Recently I saw a problem of compactness,it is as follows:
Let $A$ be compact and $U$ be open in a metric space $X$ such that $A\subset U$.Show that for some $\epsilon>0$,$\{x\in X: d(x,A)<\epsilon\}\subset U$.
I solved the problem in the following manner.For each $a\in A$,choose $r_a>0$ such that $B(a,r_a)\subset U$.Consider the open cover $\{B(a,r_a/2): a\in A\}$ of $A$.Since $A$ is compact,so it has a finite subcover,say $\{B(a_i,r_i/2):i=1,2,...,k\}$,Set $\epsilon=\min_i(r_i/2)$.Now,take any $x \in X$ such that $d(x,A)<\epsilon$,Since $A$ is compact $\exists a\in A$ such that $d(x,A)=d(x,a)$.Then $d(x,a)<\epsilon$.Now $a\in A$,so $a\in B(a_i,r_i/2)$ for some $i=1,2,...,k$.Now $d(x,a_i)\leq d(x,a)+d(a,a_i)<\min_i(r_i/2)+r_i/2<r_i$.So $x\in B(a_i,r_i)\subset U$ and we are done.Is this proof correct or it can be done in an easier way.What is the intuition behind this problem?

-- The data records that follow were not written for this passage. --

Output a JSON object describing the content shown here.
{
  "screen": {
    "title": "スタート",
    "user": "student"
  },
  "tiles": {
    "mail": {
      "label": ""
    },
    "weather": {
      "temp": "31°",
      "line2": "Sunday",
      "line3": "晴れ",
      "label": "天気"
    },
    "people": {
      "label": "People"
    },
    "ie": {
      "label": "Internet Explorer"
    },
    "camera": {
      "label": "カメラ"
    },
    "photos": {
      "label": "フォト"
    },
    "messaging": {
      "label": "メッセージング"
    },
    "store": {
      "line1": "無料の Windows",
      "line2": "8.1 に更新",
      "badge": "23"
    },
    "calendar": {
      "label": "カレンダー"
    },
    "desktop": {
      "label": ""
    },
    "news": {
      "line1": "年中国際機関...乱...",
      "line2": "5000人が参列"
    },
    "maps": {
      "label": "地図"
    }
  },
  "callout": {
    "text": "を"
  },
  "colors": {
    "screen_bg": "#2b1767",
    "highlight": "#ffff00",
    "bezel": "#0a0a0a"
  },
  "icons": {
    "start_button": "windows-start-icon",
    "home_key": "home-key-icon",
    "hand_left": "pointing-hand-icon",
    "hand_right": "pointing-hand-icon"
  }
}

Your proof is correct. An alternative aproach is to look at the function $$f: X \rightarrow \mathbb{R}: x \mapsto d(x, U^c).$$ This function is continuous and hence it attains its minimum on compact sets. In particular there exists $x \in A$ such that $f(x) = \inf \{ d(x,U^c) \mid x \in A \} \geq 0$. We claim that $f(x) >0$. Because $x \in K \subset U$ and because $U$ is open there exists $\delta >0$ such that $B(x,\delta) \subset U$. However this means that $f(x) = d(x,U^c) \geq \delta$. In particular $\inf \{ d(x,U^c) \mid x \in A \} \geq \delta$, which we had to show.

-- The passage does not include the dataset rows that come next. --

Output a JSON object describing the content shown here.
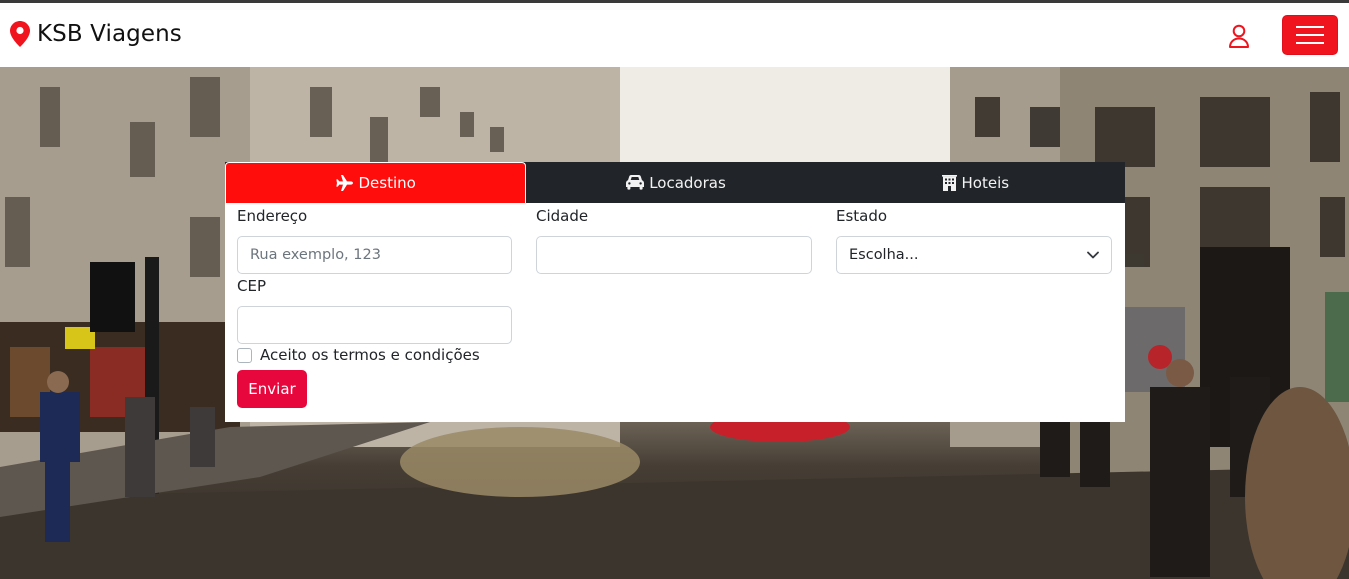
{
  "brand": {
    "name": "KSB Viagens",
    "icon": "map-pin-icon",
    "color": "#f0141e"
  },
  "navbar": {
    "user_icon": "user-icon",
    "menu_icon": "hamburger-icon",
    "accent": "#f0141e"
  },
  "tabs": [
    {
      "label": "Destino",
      "icon": "plane-icon",
      "active": true
    },
    {
      "label": "Locadoras",
      "icon": "car-icon",
      "active": false
    },
    {
      "label": "Hoteis",
      "icon": "building-icon",
      "active": false
    }
  ],
  "form": {
    "address": {
      "label": "Endereço",
      "placeholder": "Rua exemplo, 123",
      "value": ""
    },
    "city": {
      "label": "Cidade",
      "value": ""
    },
    "state": {
      "label": "Estado",
      "selected": "Escolha..."
    },
    "cep": {
      "label": "CEP",
      "value": ""
    },
    "terms": {
      "label": "Aceito os termos e condições",
      "checked": false
    },
    "submit_label": "Enviar"
  },
  "colors": {
    "tab_active": "#ff0d0d",
    "tab_bar": "#212529",
    "submit": "#e8073d"
  }
}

For the intuition: as you know, any closed set is not the intersection of finite open sets. This means in particular that there is no smallest open set around the closed set. However for non-compact sets $A$ that are closed (for example $\mathbb{R} \subset \mathbb{C}$) we can find open sets containing $A$ that approximately meet $A$ in the sense that the complement of an open gets arbitrary close to $A$. This is not possible for compact sets because there is always a non-zero minimum distance between the two.